First things first, we're going to hop into the Active Roles admin console, take a look at the user that we are going to check out, which in this case will be SG temp dom admin 1. You'll notice that the account has actually no elevated privileges, no special fancy schmancy groups, and the account is currently disabled. We are now going to hop over into the handy dandy little Safeguard client, log in with a user, preferably one that has the ability to check this guy out, which in this case to be the infamous good old Todd Lord.
Go on as Tod, do a new request. We're going to want to go against the DCL one box because anybody can go against a non domain controller. Grab the account right here. Check him out, click OK. And literally, we're going to make sure do it immediately, through the magic of television, one continuous camera shot as they say, the account you will notice has been immediately enabled. Open him up and he now has the special domain admin privileges.
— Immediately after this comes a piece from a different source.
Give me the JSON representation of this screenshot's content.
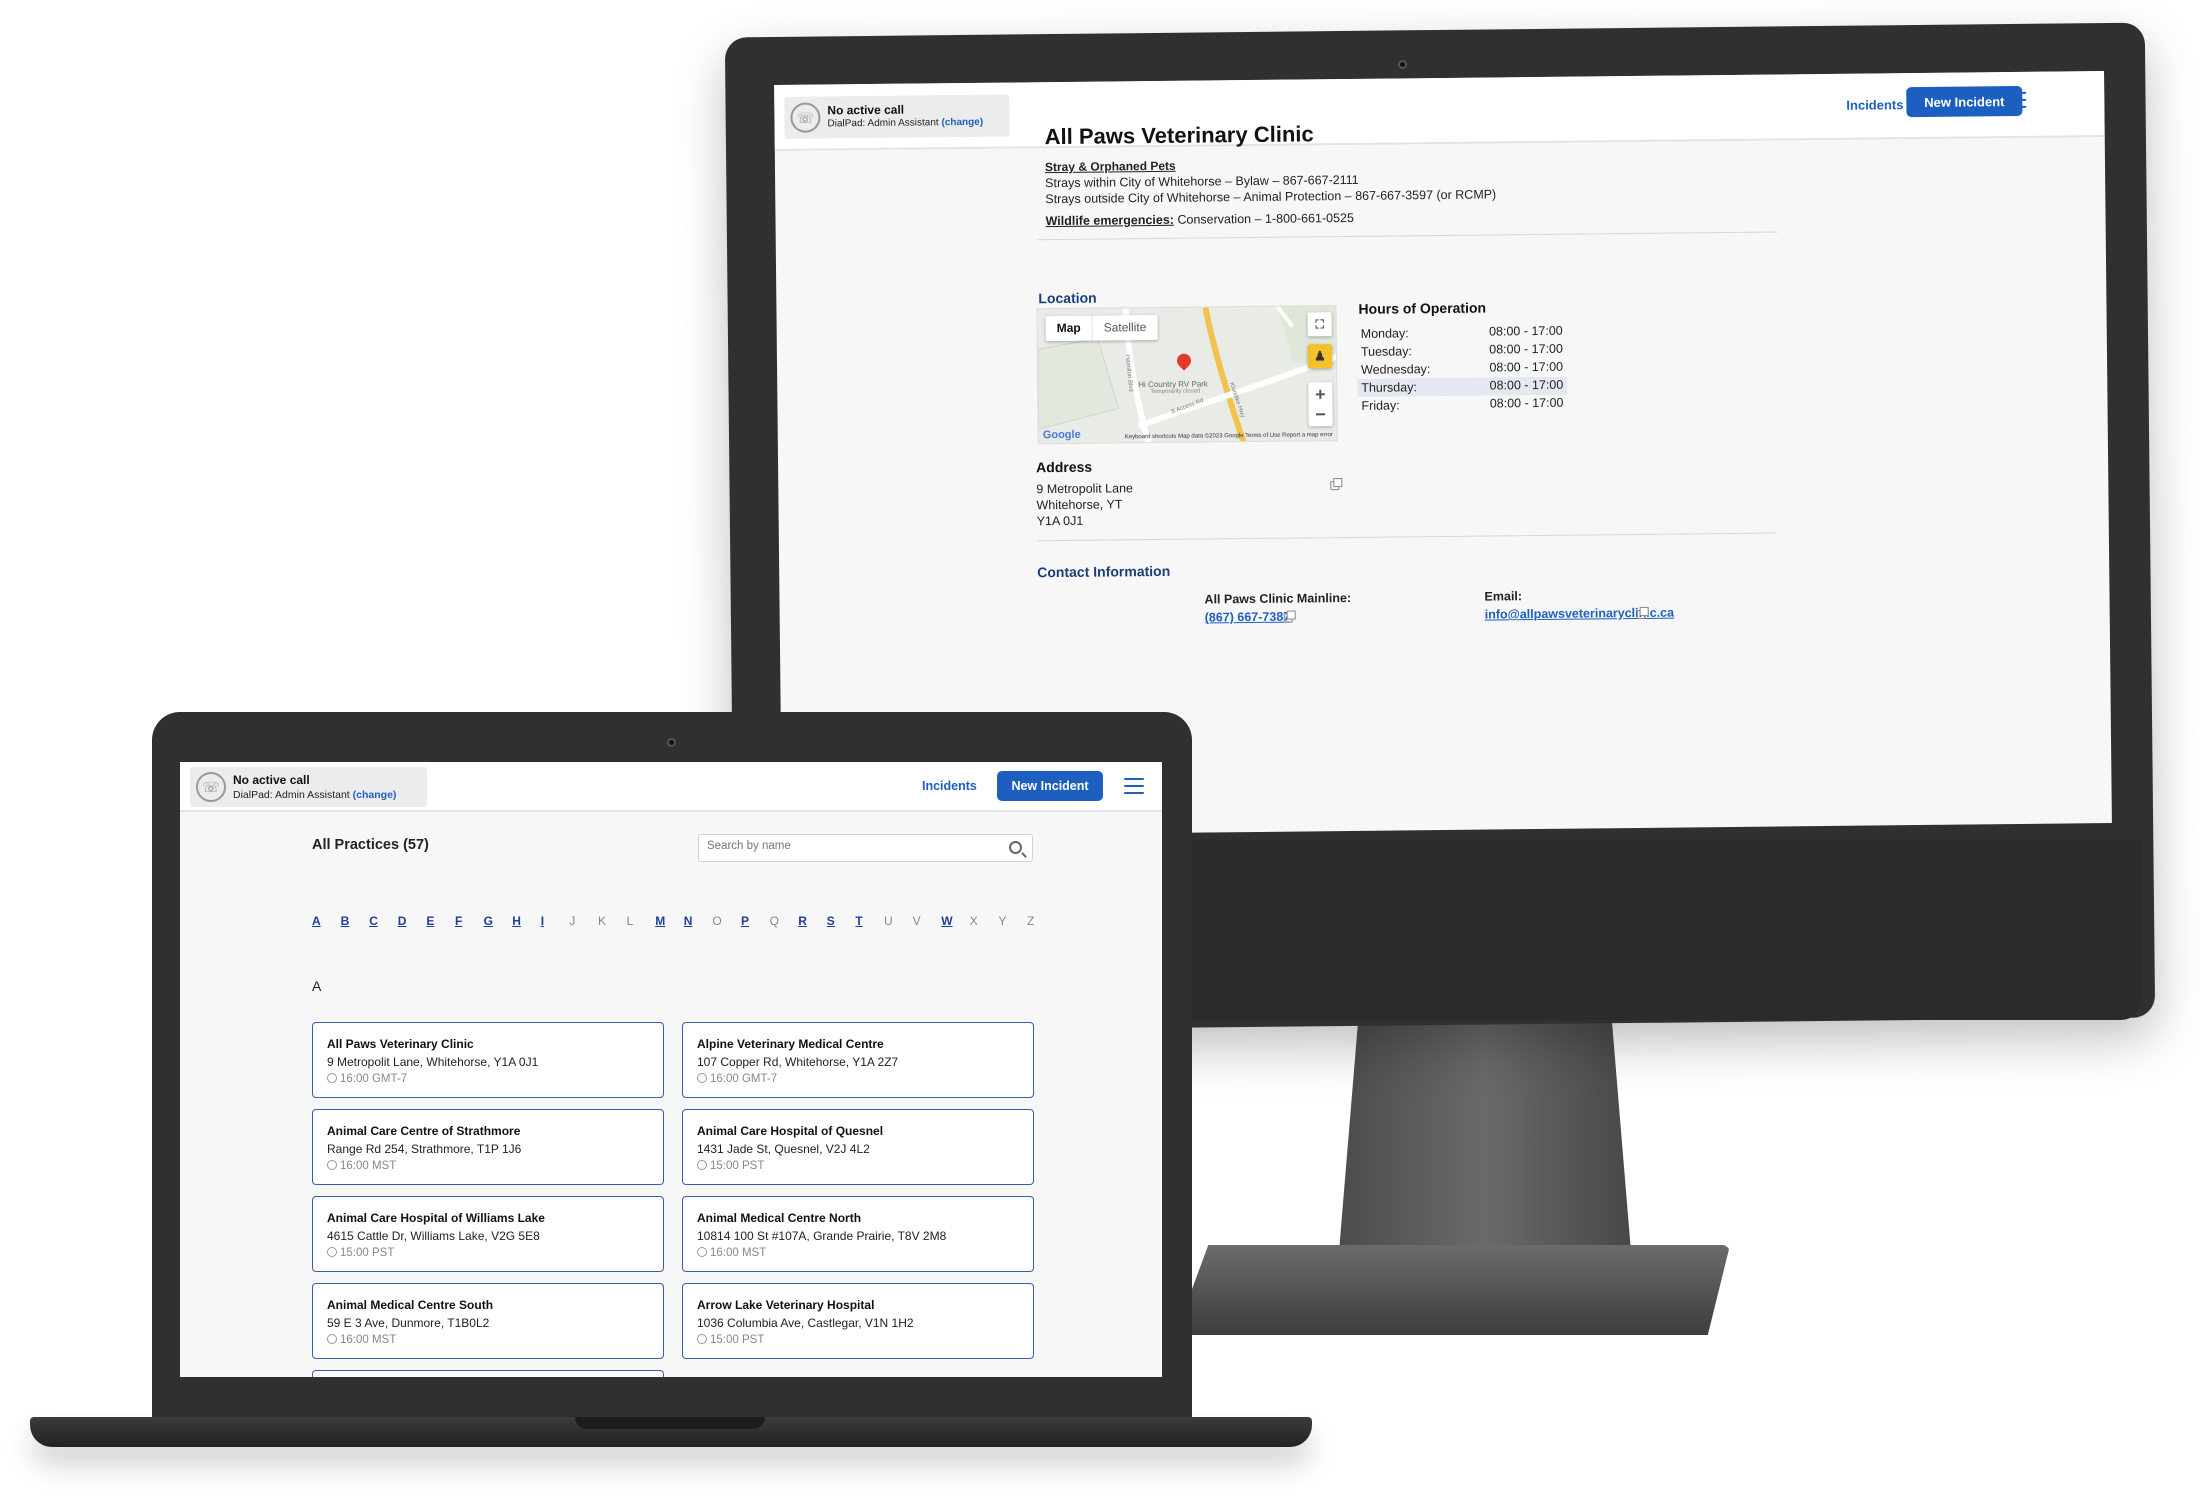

We'll now go ahead and actually use his account by clicking that handy dandy play button, which will then launch an RDP session in this case. All going well, he should go right in seamlessly. Now we could have set this up to do some form of 2FA and what have you but we're not going to do that because that's not part of this mess. He's in, he can do what he needs to do, move some stuff around, delete files he shouldn't be deleting, and then he will go ahead and log off.
And like any good person, once we're done with that, we're going to go check the account back in. And you will see that upon doing so literally, again, with one continuous camera shot, the account has been magically disabled. Which you will see here, once we get past this freaking close window. And hit a little refresh button here. Come on. Doo doo doo, doo doo doo doo doo doo doo, doo doo doo doo doo. And the account has been, there we go, disabled. Open that up, take a quick look here. Memberships have disappeared, so there you go. JIT with Active Roles and Safeguard.
So, there you have it. How to successfully achieve elevated zero trust with One Identity, integrating Active Roles with legacy passer to achieve the I am me problem and Active Roles with, well the other half a Safeguard, for the I am you. Hope you enjoyed.